The heart of Steelers Nation is not Heinz Field. It’s not inside a Monessen home where a banner reading “This is Steelers Country” acts as a curtain. It is not in some West Coast Steelers-themed restaurant where Pittsburgh expats gather to put French fries on salads.
It’s the Pittsburgh International Airport.
Every weekend during fall, the airport is covered in black and gold. Alyson Walls, of the Allegheny County Airport Authority, says the airport gets so crowded on Mondays following Steelers home games, the authority advises passengers to arrive earlier to accommodate for longer wait times.
Fans fill the terminals, shop at the stores, eat at airport restaurants, and drink at the bars. From September through December, PIT might as well call itself “Steelers Station.”
“Steelers Nation travels well,” says Walls.
Starting in the 1970s, Pittsburghers started leaving the region in droves. Thousands resettled in areas with stronger economies.
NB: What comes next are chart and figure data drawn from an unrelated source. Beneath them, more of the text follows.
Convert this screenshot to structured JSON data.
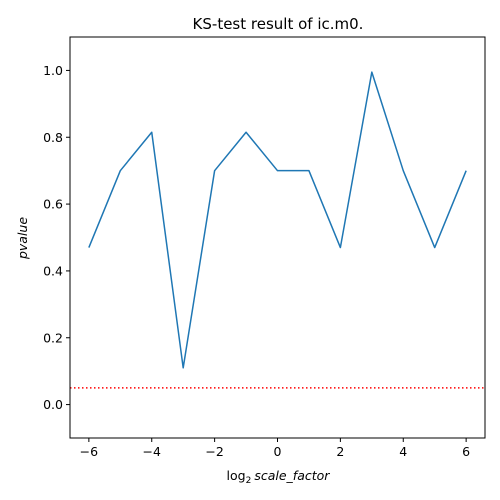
{
  "chart_data": {
    "type": "line",
    "title": "KS-test result of ic.m0.",
    "xlabel_prefix": "log",
    "xlabel_subscript": "2",
    "xlabel_main": "scale_factor",
    "ylabel": "pvalue",
    "xlim": [
      -6.6,
      6.6
    ],
    "ylim": [
      -0.1,
      1.1
    ],
    "x_ticks": [
      -6,
      -4,
      -2,
      0,
      2,
      4,
      6
    ],
    "y_ticks": [
      0.0,
      0.2,
      0.4,
      0.6,
      0.8,
      1.0
    ],
    "x_tick_labels": [
      "−6",
      "−4",
      "−2",
      "0",
      "2",
      "4",
      "6"
    ],
    "y_tick_labels": [
      "0.0",
      "0.2",
      "0.4",
      "0.6",
      "0.8",
      "1.0"
    ],
    "series": [
      {
        "x": [
          -6,
          -5,
          -4,
          -3,
          -2,
          -1,
          0,
          1,
          2,
          3,
          4,
          5,
          6
        ],
        "y": [
          0.47,
          0.7,
          0.815,
          0.11,
          0.7,
          0.815,
          0.7,
          0.7,
          0.47,
          0.995,
          0.7,
          0.47,
          0.7
        ],
        "color": "#1f77b4"
      }
    ],
    "reference_line": {
      "y": 0.05,
      "color": "#ff0000",
      "style": "dotted"
    },
    "grid": false,
    "legend": "none"
  }
}
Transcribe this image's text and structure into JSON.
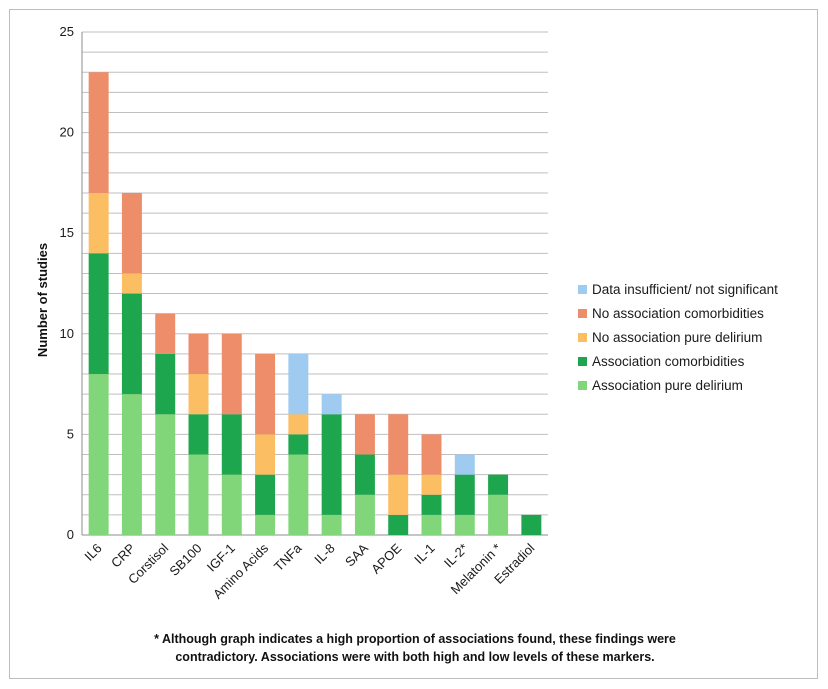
{
  "chart_data": {
    "type": "bar",
    "stacked": true,
    "ylabel": "Number of studies",
    "ylim": [
      0,
      25
    ],
    "yticks": [
      0,
      5,
      10,
      15,
      20,
      25
    ],
    "grid": true,
    "legend_position": "right",
    "categories": [
      "IL6",
      "CRP",
      "Corstisol",
      "SB100",
      "IGF-1",
      "Amino Acids",
      "TNFa",
      "IL-8",
      "SAA",
      "APOE",
      "IL-1",
      "IL-2*",
      "Melatonin *",
      "Estradiol"
    ],
    "series": [
      {
        "name": "Association pure delirium",
        "color": "#82d67a",
        "values": [
          8,
          7,
          6,
          4,
          3,
          1,
          4,
          1,
          2,
          0,
          1,
          1,
          2,
          0
        ]
      },
      {
        "name": "Association comorbidities",
        "color": "#1ea64e",
        "values": [
          6,
          5,
          3,
          2,
          3,
          2,
          1,
          5,
          2,
          1,
          1,
          2,
          1,
          1
        ]
      },
      {
        "name": "No association pure delirium",
        "color": "#fbbe63",
        "values": [
          3,
          1,
          0,
          2,
          0,
          2,
          1,
          0,
          0,
          2,
          1,
          0,
          0,
          0
        ]
      },
      {
        "name": "No association comorbidities",
        "color": "#ee8d6a",
        "values": [
          6,
          4,
          2,
          2,
          4,
          4,
          0,
          0,
          2,
          3,
          2,
          0,
          0,
          0
        ]
      },
      {
        "name": "Data insufficient/ not significant",
        "color": "#9fcbf1",
        "values": [
          0,
          0,
          0,
          0,
          0,
          0,
          3,
          1,
          0,
          0,
          0,
          1,
          0,
          0
        ]
      }
    ],
    "legend_order": [
      4,
      3,
      2,
      1,
      0
    ]
  },
  "footnote": {
    "line1": "* Although graph indicates a high proportion of associations found, these findings were",
    "line2": "contradictory. Associations were with both high and low levels of these markers."
  }
}
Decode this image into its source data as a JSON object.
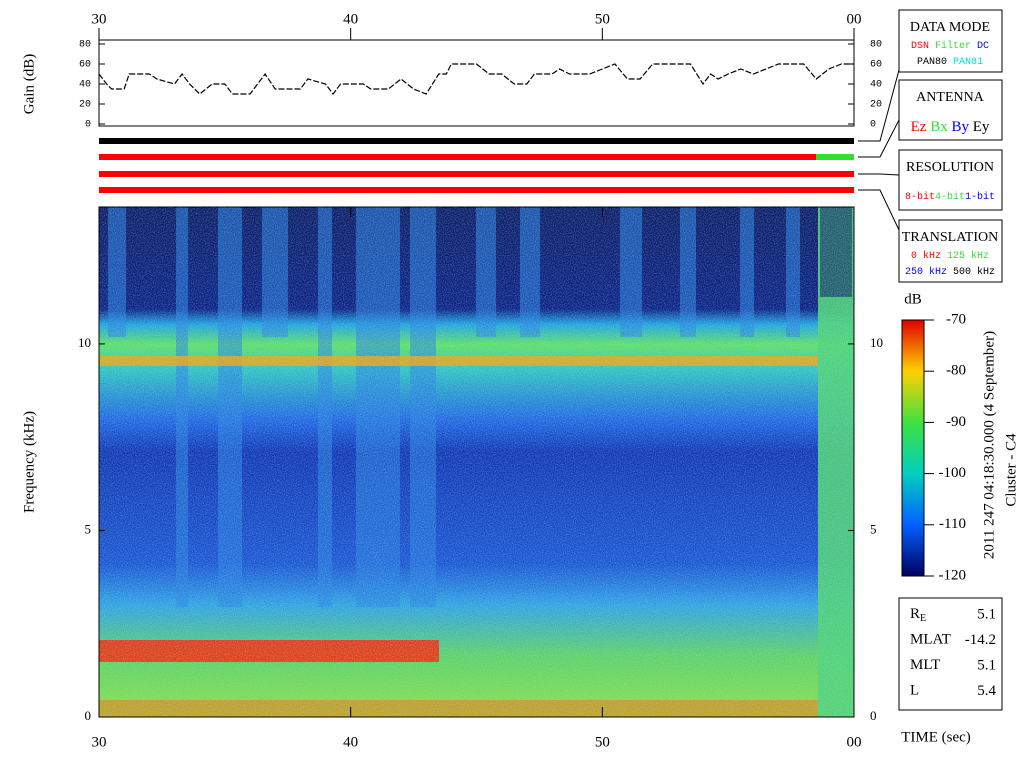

But their football allegiance never wavered, their children were raised Steelers fans, and now generations of people with ties to Pittsburgh make a pilgrimage of returning to “the town with the great football team.”
Research published in Sports Business Journal shows Steelers fans live an average of 466 miles from Heinz Field. This number is surprisingly high considering there are 12 other NFL teams within that radius. Other teams with fans living farther away, on average, are geographically isolated like the Seahawks (Seattle), Cardinals (Arizona), and Patriots (New England).
The airport wants to highlight the intense love fans have for the Steelers and other Pittsburgh sports teams. “There is so much history and pride that is related to the sports teams, that we want to have a little a bit of that reflected in the airport,” Walls says.
The “Black and Gold” store inside the airport has its busiest days during Steelers weekends. When local teams make the playoffs, the airport adds pop-up stores selling sports gear. Walls says those pop-ups can’t “keep that stuff on the shelves fast enough.”
The airport also pays homage to the Steelers with the “Immaculate Reception” statue of Franco Harris. Walls says it’s the most photographed spot in the airport.
And it’s not just Steelers faithful arriving to Pittsburgh; the opposing holds true, too. Huge volumes of Steelers fans travel from Pittsburgh to stadiums across the country. The Steelers regularly rate amongst the NFL’s top road draws, and their fans have famously filled large chunks of stadiums in Cincinnati, Washington, Dallas, San Diego, Denver, Charlotte, Miami, and for recent Super Bowl appearances by the team.
And when those fans return to Pittsburgh, Walls says the airport makes sure they know they’re home.
“We see a lot of comments on social media,” says Walls. “They know they are in Pittsburgh because they see Steelers and Pittsburgh culture represented at the airport.”